There are no suspects as of yet because everyone's so hush-hush, though the school boasts massive graduating classes of 25-30 students. That's fewer than 120 students, tops. It's likely not a girl, as most of the girls are busy getting pregnant or feigning illness to get out of anything they possibly can. They lack the ambition to light a stick of incense, let alone a bunch of well-planned fires. Let's slash that number in half. 60 boys. Of those, there are some that are too terrified, too connected, too religious, or too lazy and thus are above suspicion. Let's say half again. 30 suspects. Of these, there are actually about a dozen really nice boys there. 18 boys. If we could not rule out anyone else at all, we still have the field narrowed considerably. But let's take into account the fact that the catchment area for the school covers the town 15 miles north and the town 9 miles west. It's feasible to say that a third of these kids live too far out, and most have no vehicle access. So we're down to a dozen, conservatively. Is no one capable of leaning on these remaining shitheads to get some answers? These are not kids who are particularly bright or sly or anything, really. The only consideration as of late is to raise a reward to offer. Yes, that's right, the only way anyone will take action is through bribery.
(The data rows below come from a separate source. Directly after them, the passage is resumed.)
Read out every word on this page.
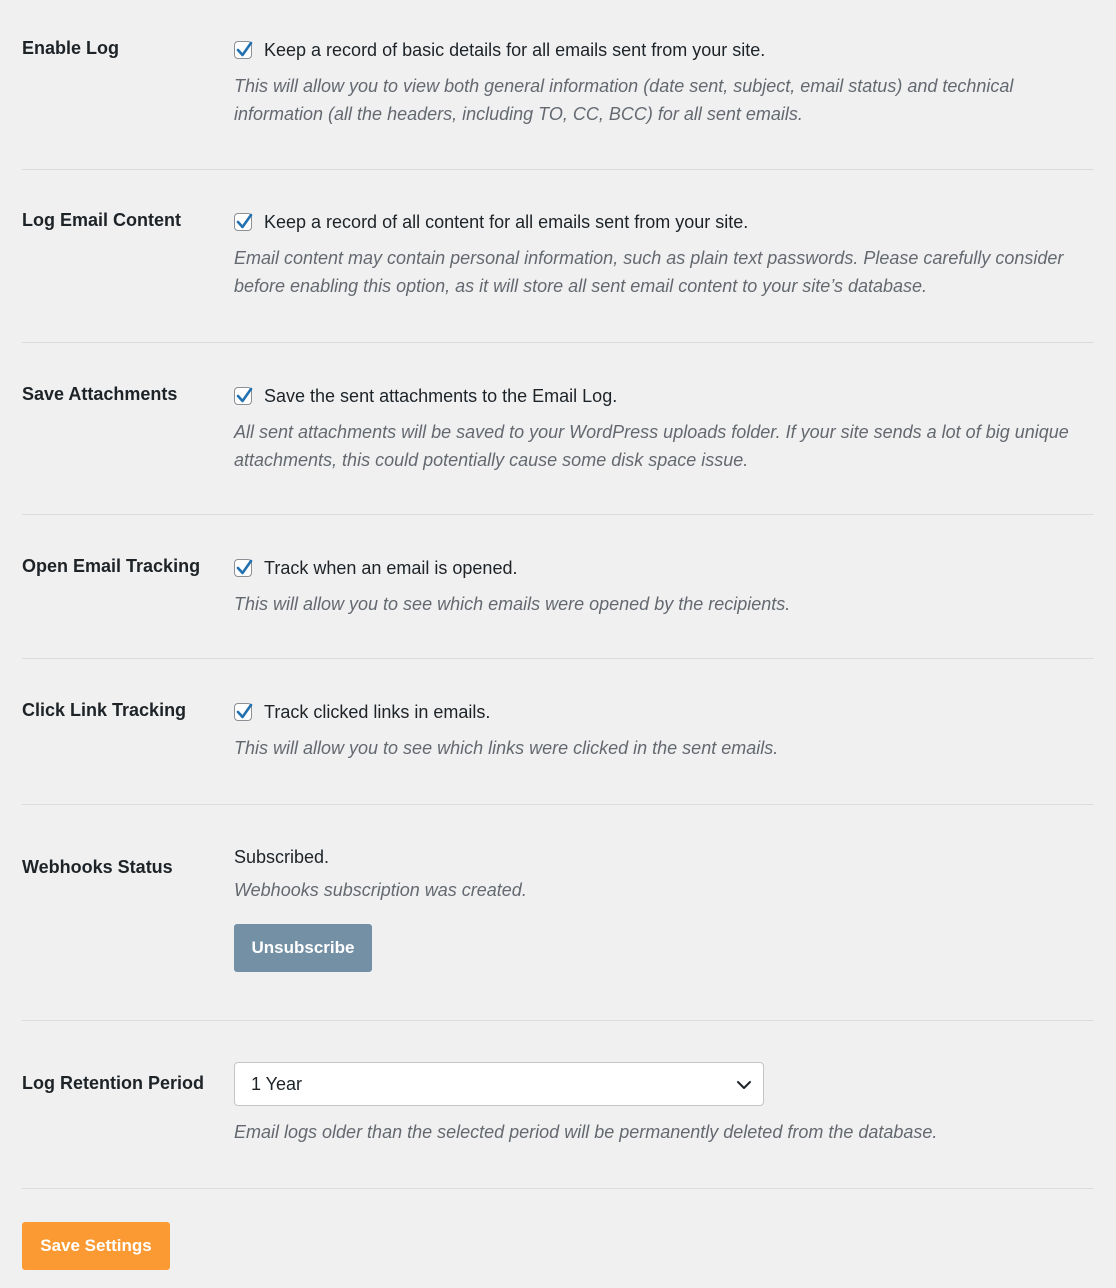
Enable Log	Keep a record of basic details for all emails sent from your site.
This will allow you to view both general information (date sent, subject, email status) and technical information (all the headers, including TO, CC, BCC) for all sent emails.
Log Email Content	Keep a record of all content for all emails sent from your site.
Email content may contain personal information, such as plain text passwords. Please carefully consider before enabling this option, as it will store all sent email content to your site’s database.
Save Attachments	Save the sent attachments to the Email Log.
All sent attachments will be saved to your WordPress uploads folder. If your site sends a lot of big unique attachments, this could potentially cause some disk space issue.
Open Email Tracking	Track when an email is opened.
This will allow you to see which emails were opened by the recipients.
Click Link Tracking	Track clicked links in emails.
This will allow you to see which links were clicked in the sent emails.
Webhooks Status	Subscribed.
Webhooks subscription was created.
Unsubscribe
Log Retention Period	1 Year
Email logs older than the selected period will be permanently deleted from the database.
Save Settings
I'm actually not as horrified as I should be. I am becoming desensitized to this madness to some extent and try to focus on my own little block of lunacy so it's in bite-sized chunks, if you will. My husband split the profession after the first semester and is a struggling salesman whose biggest source of stress is city traffic. My anxiety levels rose exponentially for a few weeks then leveled off as my brain's sanity adaptors kicked in. I am in what is commonly known as "survival mode" and will be for the rest of the year. Don't care. When I really lose my shit, I revert into some sort of surrealistic '50s June Cleaver mode, baking cookies and polishing silver, all the while hearing a soundtrack that sounds uncannily like ice cream truck music. It could be madness. I choose to call it 'character-building'. It's a building I can't wait to ignite myself.